My son, who was given no hope of living a normal life upon survival and despite complete paralysis to the entire right side of his body is now enjoying a vibrant life as a husband and father to four beautiful sons. He does all the activities that the physician said that he would never be able to do. As a matter of fact, the parts of his brain that control specific abilities were destroyed or removed and in spite of that, still he is able to carry out these abilities. Reading, writing, verbal cognition and communication are among them. With determination and hard work, he has recovered his life and is a testimony of miracles coming to pass. He is proof of the resilience of the human spirit and Divine intervention. I am most grateful for the skill and wisdom of the medical staff, as well as the great leaps of applications in conventional medicine. They definitely made a magnanimous difference to my son’s quality of health. They were imperative to sustain him to the state of being in which he could recover.

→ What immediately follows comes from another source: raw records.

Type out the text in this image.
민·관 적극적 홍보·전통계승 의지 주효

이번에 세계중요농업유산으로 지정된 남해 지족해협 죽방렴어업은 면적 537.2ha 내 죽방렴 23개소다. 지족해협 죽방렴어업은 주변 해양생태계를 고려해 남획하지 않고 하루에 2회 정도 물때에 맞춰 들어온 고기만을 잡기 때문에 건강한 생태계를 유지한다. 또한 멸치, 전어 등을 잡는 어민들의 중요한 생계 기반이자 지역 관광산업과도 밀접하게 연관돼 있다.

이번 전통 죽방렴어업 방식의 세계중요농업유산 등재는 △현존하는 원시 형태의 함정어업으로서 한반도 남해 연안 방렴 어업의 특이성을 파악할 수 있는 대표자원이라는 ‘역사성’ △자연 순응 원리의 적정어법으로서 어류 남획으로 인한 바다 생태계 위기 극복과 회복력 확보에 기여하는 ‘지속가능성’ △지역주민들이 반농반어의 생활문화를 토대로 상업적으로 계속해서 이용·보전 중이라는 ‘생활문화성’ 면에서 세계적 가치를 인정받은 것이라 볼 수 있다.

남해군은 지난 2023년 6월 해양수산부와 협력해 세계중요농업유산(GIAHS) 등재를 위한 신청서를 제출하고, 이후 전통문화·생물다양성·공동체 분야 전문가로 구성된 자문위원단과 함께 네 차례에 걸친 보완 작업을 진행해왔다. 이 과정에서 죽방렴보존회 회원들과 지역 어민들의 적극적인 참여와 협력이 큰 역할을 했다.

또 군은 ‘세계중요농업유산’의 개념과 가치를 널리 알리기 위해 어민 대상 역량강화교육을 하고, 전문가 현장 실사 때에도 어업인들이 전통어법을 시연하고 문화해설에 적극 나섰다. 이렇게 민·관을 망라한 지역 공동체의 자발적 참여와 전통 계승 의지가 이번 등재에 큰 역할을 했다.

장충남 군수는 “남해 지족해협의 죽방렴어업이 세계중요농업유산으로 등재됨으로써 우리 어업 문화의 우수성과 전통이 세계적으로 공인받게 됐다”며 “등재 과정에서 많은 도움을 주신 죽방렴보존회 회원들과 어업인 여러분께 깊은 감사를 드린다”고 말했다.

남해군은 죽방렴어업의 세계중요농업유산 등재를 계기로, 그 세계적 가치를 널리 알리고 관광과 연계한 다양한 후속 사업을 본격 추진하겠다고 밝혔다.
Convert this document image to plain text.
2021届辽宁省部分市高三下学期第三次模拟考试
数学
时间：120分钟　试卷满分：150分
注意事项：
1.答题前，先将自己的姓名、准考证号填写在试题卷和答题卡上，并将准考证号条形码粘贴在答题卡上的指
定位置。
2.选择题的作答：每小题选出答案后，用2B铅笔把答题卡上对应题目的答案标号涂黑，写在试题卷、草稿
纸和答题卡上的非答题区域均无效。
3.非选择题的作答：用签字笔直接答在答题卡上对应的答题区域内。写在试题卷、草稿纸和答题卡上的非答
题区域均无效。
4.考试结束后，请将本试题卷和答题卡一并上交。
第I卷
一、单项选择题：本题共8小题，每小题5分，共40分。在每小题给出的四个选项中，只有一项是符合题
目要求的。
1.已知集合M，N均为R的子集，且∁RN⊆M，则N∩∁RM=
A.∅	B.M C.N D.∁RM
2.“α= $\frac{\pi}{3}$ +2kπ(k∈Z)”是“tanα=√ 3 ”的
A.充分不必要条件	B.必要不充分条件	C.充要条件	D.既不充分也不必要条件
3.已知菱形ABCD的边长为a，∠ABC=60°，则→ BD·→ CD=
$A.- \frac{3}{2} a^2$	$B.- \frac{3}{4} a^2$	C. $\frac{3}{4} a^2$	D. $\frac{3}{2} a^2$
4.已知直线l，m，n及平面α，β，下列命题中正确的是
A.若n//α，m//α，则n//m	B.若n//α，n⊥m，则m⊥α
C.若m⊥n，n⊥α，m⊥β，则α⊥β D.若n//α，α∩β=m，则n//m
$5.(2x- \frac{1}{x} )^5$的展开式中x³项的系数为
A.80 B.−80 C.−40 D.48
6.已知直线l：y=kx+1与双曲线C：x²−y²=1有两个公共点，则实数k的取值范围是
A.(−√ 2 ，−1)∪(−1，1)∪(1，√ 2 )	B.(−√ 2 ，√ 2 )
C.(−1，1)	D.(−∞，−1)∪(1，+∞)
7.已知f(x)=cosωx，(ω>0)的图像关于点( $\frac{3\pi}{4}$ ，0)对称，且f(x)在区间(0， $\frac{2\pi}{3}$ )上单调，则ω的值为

I am also humbly and joyfully grateful for the empowerment of choosing to believe, hold on to hope and envision a thriving future for ourselves and the ones we love. It is true; most medicine does come in a bottle. There is, however, some medicine that can only come through love, faith, and hope. It comes from our Source, from our life force within. We can all benefit from this wonderful medicine daily and administer as often as needed. All medicine does not come in a bottle. My son is proof of the power of Love. *As a footnote, with brain injuries, the first five years of rehabilitation are crucial. Though his recovery was quicker than doctors ever expected, it was also one that took a lot of perseverance, tears, and sheer determination. It has been eight years and two brain operations later. He still endures pain and has some limitations, but he remains my hero and offers hope to anyone who knows his story. My hope is that his story will offer those who read this the same token of hope. I believe with God, with Love all things are possible.